Die Grafik zeigt den Schützen, der etwa 120 Meter von der Bühne entfernt stand, als er Herrn Trump ermordete. Grafikfoto: NYPost
Die New York Times hat eine visuelle Zeitleiste und ein Video des Attentats zusammengestellt. Um den Attentäter zu finden, überprüften Journalisten Aufnahmen seiner Leiche auf dem Dach eines Gebäudes. Anschließend identifizierten sie das Gebäude und stellten fest, dass es aufgrund von Trumps Position und seinen Verletzungen dem wahrscheinlichen Ort des Vorfalls entsprach.
NYT-Journalisten arbeiteten außerdem mit einem Akustikexperten der Montana State University zusammen, um den Klang der Schüsse zu analysieren. Dabei kamen sie zu dem Schluss, dass die Schüsse wahrscheinlich aus derselben Stelle kamen wie die Leiche des Verdächtigen.
Identifizieren Sie den Verdächtigen
Nach dem Attentat konzentrierten sich Medien und Öffentlichkeit auf die Identität des Schützen. Das FBI identifizierte den 20-jährigen Thomas Matthew Crooks als Täter, arbeitet jedoch noch an der Klärung seines Motivs.
Die New York Post war die erste, die den Namen des Schützen meldete, hatte ihn jedoch zuvor falsch identifiziert. Der Inquirer nahm die Information zur Kenntnis, berichtete jedoch nicht erneut darüber, da weitere Überprüfungen erforderlich seien. Stattdessen begann man, Crooks‘ Hintergrund zu untersuchen.
Mithilfe von LexisNexis, einer von vielen Journalisten genutzten Datenbank mit öffentlichen Aufzeichnungen und Nachrichtenarchiven, erstellte der Reporter Jeremy Roebuck einen Bericht, der Crooks‘ Adresse, seine Registrierung bei der Republikanischen Partei, Informationen über Verwandte und andere Einzelheiten enthielt.
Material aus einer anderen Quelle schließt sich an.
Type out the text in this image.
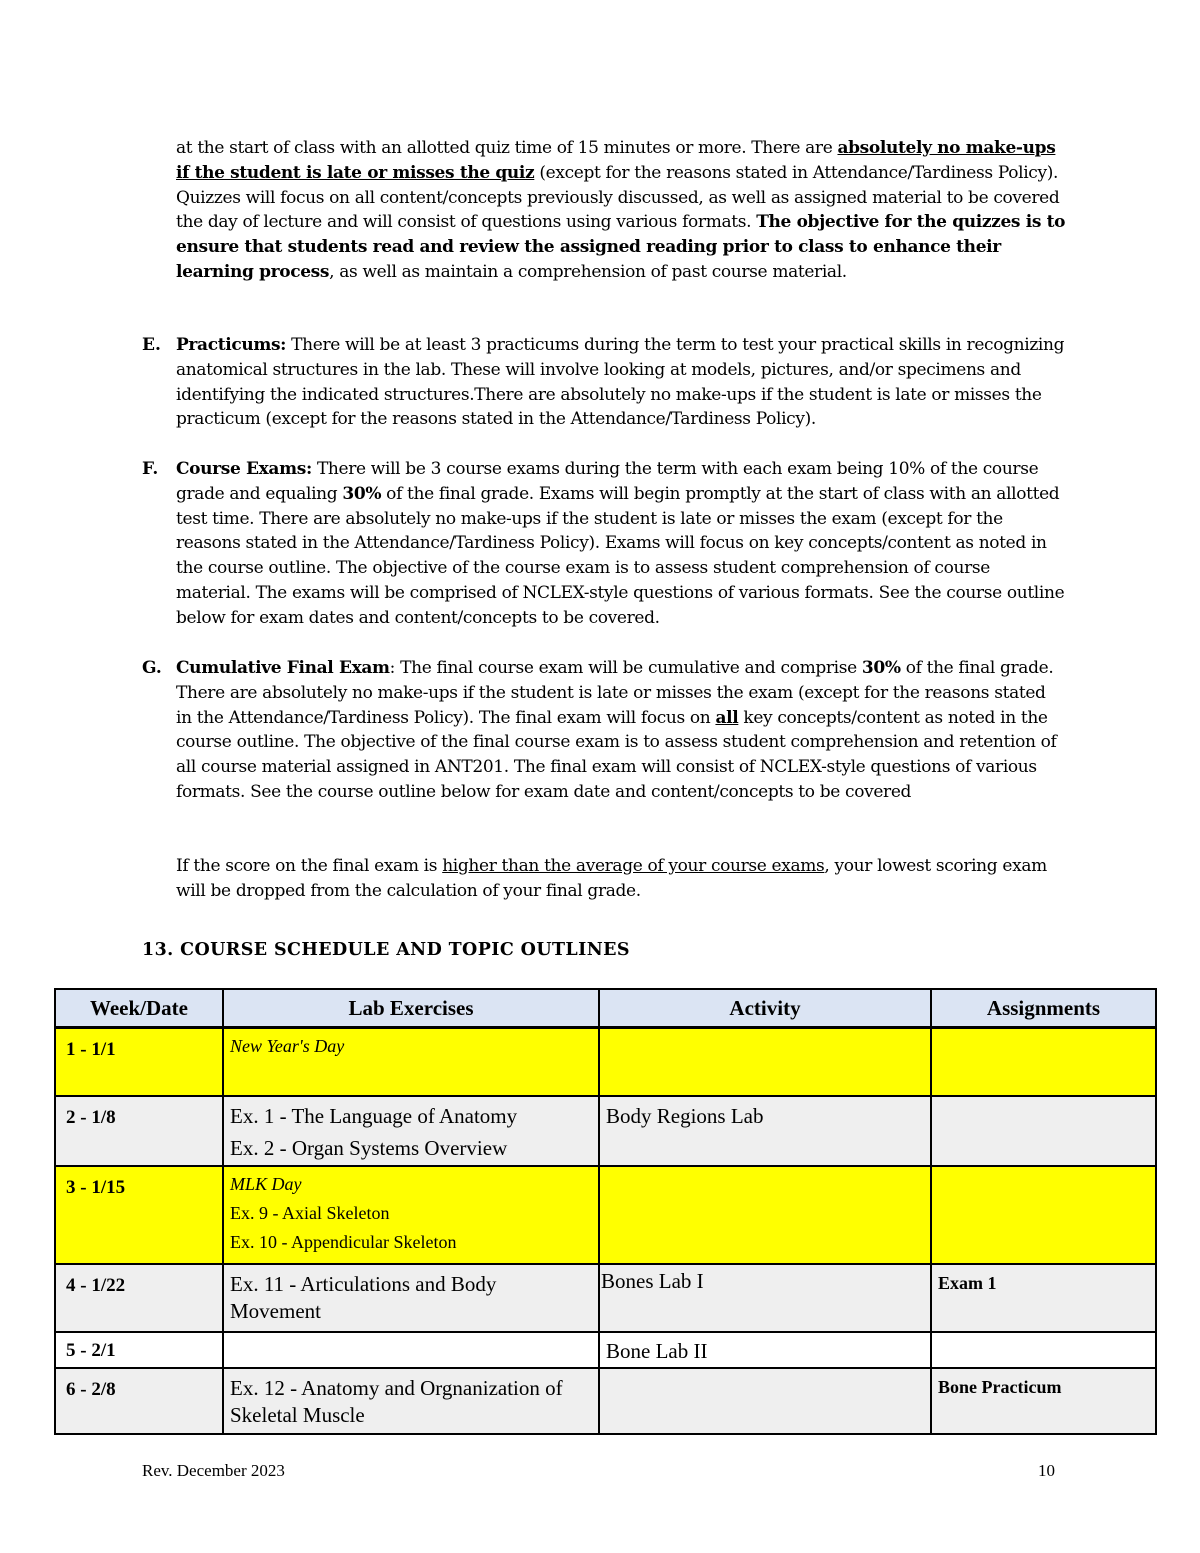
at the start of class with an allotted quiz time of 15 minutes or more. There are absolutely no make-ups if the student is late or misses the quiz (except for the reasons stated in Attendance/Tardiness Policy). Quizzes will focus on all content/concepts previously discussed, as well as assigned material to be covered the day of lecture and will consist of questions using various formats. The objective for the quizzes is to ensure that students read and review the assigned reading prior to class to enhance their learning process, as well as maintain a comprehension of past course material.
E. Practicums: There will be at least 3 practicums during the term to test your practical skills in recognizing anatomical structures in the lab. These will involve looking at models, pictures, and/or specimens and identifying the indicated structures.There are absolutely no make-ups if the student is late or misses the practicum (except for the reasons stated in the Attendance/Tardiness Policy).
F. Course Exams: There will be 3 course exams during the term with each exam being 10% of the course grade and equaling 30% of the final grade. Exams will begin promptly at the start of class with an allotted test time. There are absolutely no make-ups if the student is late or misses the exam (except for the reasons stated in the Attendance/Tardiness Policy). Exams will focus on key concepts/content as noted in the course outline. The objective of the course exam is to assess student comprehension of course material. The exams will be comprised of NCLEX-style questions of various formats. See the course outline below for exam dates and content/concepts to be covered.
G. Cumulative Final Exam: The final course exam will be cumulative and comprise 30% of the final grade. There are absolutely no make-ups if the student is late or misses the exam (except for the reasons stated in the Attendance/Tardiness Policy). The final exam will focus on all key concepts/content as noted in the course outline. The objective of the final course exam is to assess student comprehension and retention of all course material assigned in ANT201. The final exam will consist of NCLEX-style questions of various formats. See the course outline below for exam date and content/concepts to be covered
If the score on the final exam is higher than the average of your course exams, your lowest scoring exam will be dropped from the calculation of your final grade.
13. COURSE SCHEDULE AND TOPIC OUTLINES
Week/Date	Lab Exercises	Activity	Assignments
1 - 1/1	New Year's Day		

2 - 1/8	Ex. 1 - The Language of Anatomy
Ex. 2 - Organ Systems Overview	Body Regions Lab	
3 - 1/15	MLK Day
Ex. 9 - Axial Skeleton
Ex. 10 - Appendicular Skeleton		

4 - 1/22	Ex. 11 - Articulations and Body Movement	Bones Lab I	Exam 1
5 - 2/1		Bone Lab II	
6 - 2/8	Ex. 12 - Anatomy and Orgnanization of Skeletal Muscle		Bone Practicum
Rev. December 2023	10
Journalisten auf der ganzen Welt haben dasselbe getan. Der Intercept-Politikreporter Prem Thakker veröffentlichte Screenshots von der Website des Wählerservices von Pennsylvania und der öffentlichen Datenbank der Federal Election Commission mit individuellen politischen Spenden auf X. Daraus geht hervor, dass Crooks ein registrierter Republikaner ist und 15 Dollar an das PAC ActBlue gespendet hat, ein politisches Aktionskomitee, das 2021 Geld für linksgerichtete und demokratische Politiker sammelt.
Jason Kolher, der mit Thomas Matthew Crooks zur Schule ging, spricht am 14. Juli in Bethel Park, Pennsylvania, mit den Medien. Foto: Reuters
Anhand des von Roebuck zusammengetragenen Hintergrundmaterials erstellten der Inquirer-Rechercheur Ryan W. Briggs und der Eilmeldungsreporter Max Marin eine Liste von Personen, die Crooks möglicherweise gekannt haben könnten – darunter Familienmitglieder, Nachbarn und Klassenkameraden aus der High School – und begannen, Anrufe zu tätigen. Sie entschieden sich dafür, den Fall telefonisch statt persönlich zu bearbeiten, da sie wussten, dass die Medien wahrscheinlich zum Haus des Verdächtigen strömen würden. Der Inquirer-Artikel über Crooks enthielt Interviews mit Klassenkameraden aus der High School.
Über Crooks’ Motive und die Umstände des Attentats ist jedoch noch vieles im Unklaren. Viele fragen sich beispielsweise, warum der Secret Service nur langsam reagierte und wie ein Verdächtiger wie Crooks Trump so nahe kommen konnte, geschweige denn ihn erschießen konnte.